Exploration minière
Visiter le Minéro – Musée de Thetford, c’est entrer dans l’épopée minière du Québec par la petite histoire
Descendre dans le temps » : c’est bien à un voyage spatiotemporel que vous conviel’exposition permanente souterraine du Centre historique de la mine King, au Minéro – Musée de Thetford/KB3. Qu’on ne s’attende pas à voir, pour autant, dans le nouvel espace qui ouvre ses portes cette année, une austère collection de minerais et des diagrammes sur l’art de la fragmentation.
Cette exposition-là, installée dans les bâtiments d’origine, reprend avec brio les principes de la muséologie moderne, en plaçant le visiteur au centre d’une expérience humaine et immersive. Et pour renforcer l’impression de descente dans le temps, les dates de chaque tableau, correspondant à une tranche de l’histoire, sont indiquées dans un sens décroissant.
Une tradition bien ancrée
Il suffit d’emprunter les rues de Thetford Mines pour le constater : l’exploitation minière a sculpté le paysage urbain, laissant des montagnes de résidus miniers. C’est d’ailleurs la découverte d’un gisement d’amiante chrysotile qui est à l’origine de sa fondation en 1876. Pour visiter la réplique des galeries de la mine King (d’abord à ciel ouvert, puis devenue souterraine en 1932 à la suite d’un éboulement), vous n’aurez pas à descendre les 457 mètres de profondeur, comme le faisaient les mineurs d’autrefois.

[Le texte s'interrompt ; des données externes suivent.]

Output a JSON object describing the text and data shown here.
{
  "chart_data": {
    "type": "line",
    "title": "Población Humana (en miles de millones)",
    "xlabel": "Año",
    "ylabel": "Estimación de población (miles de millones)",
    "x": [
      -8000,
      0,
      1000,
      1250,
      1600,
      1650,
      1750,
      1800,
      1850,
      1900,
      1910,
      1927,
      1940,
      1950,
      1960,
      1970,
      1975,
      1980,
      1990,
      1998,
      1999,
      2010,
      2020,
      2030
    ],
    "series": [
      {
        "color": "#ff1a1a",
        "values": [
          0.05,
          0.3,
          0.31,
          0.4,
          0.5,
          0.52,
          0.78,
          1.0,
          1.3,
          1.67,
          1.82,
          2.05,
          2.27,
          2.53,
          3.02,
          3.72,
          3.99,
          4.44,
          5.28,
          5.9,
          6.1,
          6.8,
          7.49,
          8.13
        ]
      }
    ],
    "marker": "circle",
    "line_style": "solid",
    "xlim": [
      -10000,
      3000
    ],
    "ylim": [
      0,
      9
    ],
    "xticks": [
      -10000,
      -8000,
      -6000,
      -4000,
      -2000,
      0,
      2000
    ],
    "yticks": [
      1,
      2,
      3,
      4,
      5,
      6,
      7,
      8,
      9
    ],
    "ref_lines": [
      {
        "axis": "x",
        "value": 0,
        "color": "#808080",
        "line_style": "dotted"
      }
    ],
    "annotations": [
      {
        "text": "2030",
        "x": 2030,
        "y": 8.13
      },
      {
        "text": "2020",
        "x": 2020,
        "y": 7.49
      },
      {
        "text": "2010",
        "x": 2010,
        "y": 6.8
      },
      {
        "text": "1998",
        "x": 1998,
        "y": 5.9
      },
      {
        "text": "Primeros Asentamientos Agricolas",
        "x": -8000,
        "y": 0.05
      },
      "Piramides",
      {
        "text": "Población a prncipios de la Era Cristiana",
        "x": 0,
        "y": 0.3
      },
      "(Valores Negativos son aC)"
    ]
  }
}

Pour autant, dès l’entrée dans les galeries reconstituées, le visiteur est plongé dans l’atmosphère confinée et obscure des anciens puits. Chaque tableau, illustrant une technique pratiquée sous terre, est soutenu par l’exposition de machineries lourdes d’époque, mais aussi par une ambiance où se mêlent trame sonore et éclairage tamisé. D’anciens mineurs ont prêté leurs voix pour témoigner, souvent avec une émotion perceptible, d’un vécu qui va bien au-delà de l’expérience professionnelle :
« La première fois que je suis descendu sous terre, j’étais fébrile, j’étais anxieux. Mon père oeuvrait dans la mine, j’allais enfin comprendre c’est quoi… »

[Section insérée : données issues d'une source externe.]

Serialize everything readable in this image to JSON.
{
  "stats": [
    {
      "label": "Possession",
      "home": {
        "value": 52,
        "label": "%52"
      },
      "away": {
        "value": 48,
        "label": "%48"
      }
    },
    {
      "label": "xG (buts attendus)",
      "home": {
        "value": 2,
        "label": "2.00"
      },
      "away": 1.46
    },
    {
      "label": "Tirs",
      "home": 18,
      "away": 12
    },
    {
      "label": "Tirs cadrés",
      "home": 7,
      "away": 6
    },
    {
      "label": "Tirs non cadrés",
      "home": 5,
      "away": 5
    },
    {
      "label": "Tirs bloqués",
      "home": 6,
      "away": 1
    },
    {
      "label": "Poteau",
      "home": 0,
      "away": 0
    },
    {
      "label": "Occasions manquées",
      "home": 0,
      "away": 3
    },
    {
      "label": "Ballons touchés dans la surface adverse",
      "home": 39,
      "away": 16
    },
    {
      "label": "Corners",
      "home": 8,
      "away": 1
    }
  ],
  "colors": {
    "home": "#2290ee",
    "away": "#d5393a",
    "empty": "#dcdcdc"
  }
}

« Ma première fois, j’avais 19 ans, et j’ai travaillé ici 46 ans… »
« T’arrives dans la noirceur, tu vois plus rien… si tu perds ta lampe, c’est le trou noir ! »
« Des gars descendaient et devaient remonter tout de suite ; ils étaient pas capables… Ça, tu l’as ou tu l’as pas… »
Métier à haut risque
Dans un brouhaha de portes qui claquent, de sirènes et de démarrage de
trucks, d’anciens employés de « la King » racontent en fond sonore les techniques utilisées dans la mine, à une époque où certaines sont exécutées en dépit des règles de sécurité, et ce, durant soixante heures par semaine. Parmi celles-ci, celle du block
carving utilisée autrefois par les boutefeux pour dynamiter certaines sections avec l’extrémité incandescente d’une cigarette. Des voix d’anciens mineurs racontent :
« On aurait pu mourir là. »
« À 19-20 ans, t’es fou, ça va jamais assez vite… J’aurais pu me tuer cent fois. »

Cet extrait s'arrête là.